Transforming Data

Practical issues

Definition: transformation is a mathematical operation that changes the measurement scale of a variable.
Stabilizing variance: e.g. log, square root.
Normalizing: e.g. square root for Poisson data, log for odds.
Reducing the effect of outliers: e.g. reciprocal.
Making a measurement scale more meaningful: e.g. number needed to treat from absolute risk reduction.
Linearise a relationship: e.g. weight proportional to length cubed, bone strength proportional to length squared.
Negative values are a problem with log and square root transformations. In order to overcome this problem, an appropriate constant may be added to the original value before taking a log or square root; it is best to seek the advice of a statistician on the choice of constant.
Ranking data is a powerful normalizing technique as it pulls in both tails of a distribution but important information can be lost in doing so.
Trim points are an alternative to transformation with skewed data: e.g. use of mean ± 3 standard deviations or median ± 1.5 * inter-quartile range, instead of a transformation such as log/geometric mean.
The ladder of powers of transformations (1/x², 1/x, ln(x), sqr(x), x²) has increasing effect of pulling in the right hand tail of a distribution.
Selecting the best transformation can be a complex issue; a combination of exploratory techniques such as Box-Cox, Manley, skewness index and QQ plots may be required; it is best to involve a statistician with this.

Basics

Transformation is a mathematical operation that changes the measurement scale of a variable. This is usually done to make a set of useable with a particular statistical test or method.

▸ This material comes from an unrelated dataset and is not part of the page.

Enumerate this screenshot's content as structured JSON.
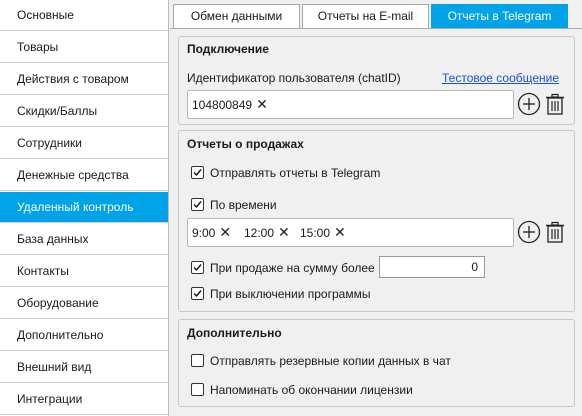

Many statistical methods require data that follow a particular kind of distribution, usually a normal distribution. All of the observations must come from a population that follows a normal distribution. Groups of observations must come from populations that have the same variance or standard deviation. Transformations that normalize a distribution commonly make the variance more uniform and vice versa.

If a population with a normal distribution is sampled at random then the means of the samples will not be correlated with the standard deviations of the samples. This partly explains why normalizing transformations also make variances uniform. The Central Limit Theorem (the means of a large number of samples follow a normal distribution) is a key to understanding this situation.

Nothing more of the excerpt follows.